This TED talk was pretty interesting. But the part I found most fascinating is how, in the streets of uganda, they've figured out how to create banking services with a cell phone. The part in question is at about the 8 minute mark.
Let me summarize. If you live in rural Uganda, you don't have access to a personal phone. But someone in your village might have one, and set up shop as a phone kiosk. This is done by purchasing a cell phone, and then selling access to the local residents who want to use the phone. Now if you have some money and you want to send it to your home village (which has one of these cell phone kiosks) what you do is buy cell phone airtime and call up the kiosk in your home village. You read off the numbers to the cell phone provider. Say you bought 1000 minutes for $5. The cell phone provider keeps all the thousand minutes (equivalent of $5), takes about 20% and gives $4 to the person you wanted to give money to. The kiosk owner then resells the minutes to make up that $4.
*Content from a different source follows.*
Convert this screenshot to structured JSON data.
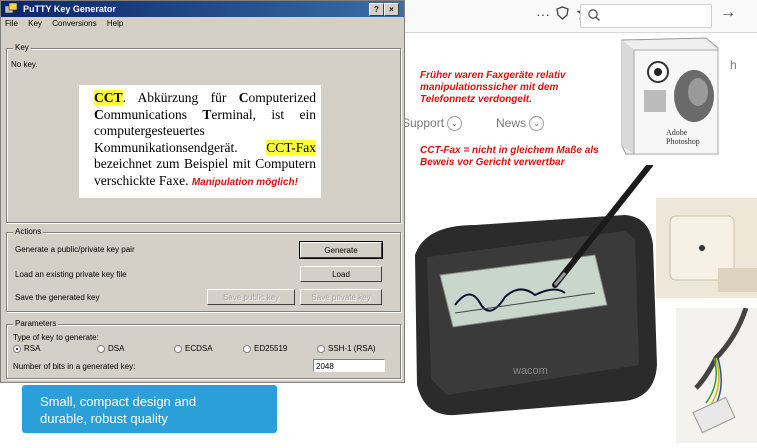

This is simply brilliant. But the part that's most fascinating to me is that it's doing exactly what Grameen Bank is trying to do - namely provide banking services to the extremely poor. The difference is that there's no central controlling authority. The people who have the most interest in it's success will be the ones who determine whether or not it works. The cell phone as ATM system is simple and elegant, and capital unintensive, and yet achieves much of what Grameen Bank is trying to do with a much bigger capital investment.
It never ceases to amaze me how much can be accomplished without central planning. And how it is usually accomplished much more efficiently.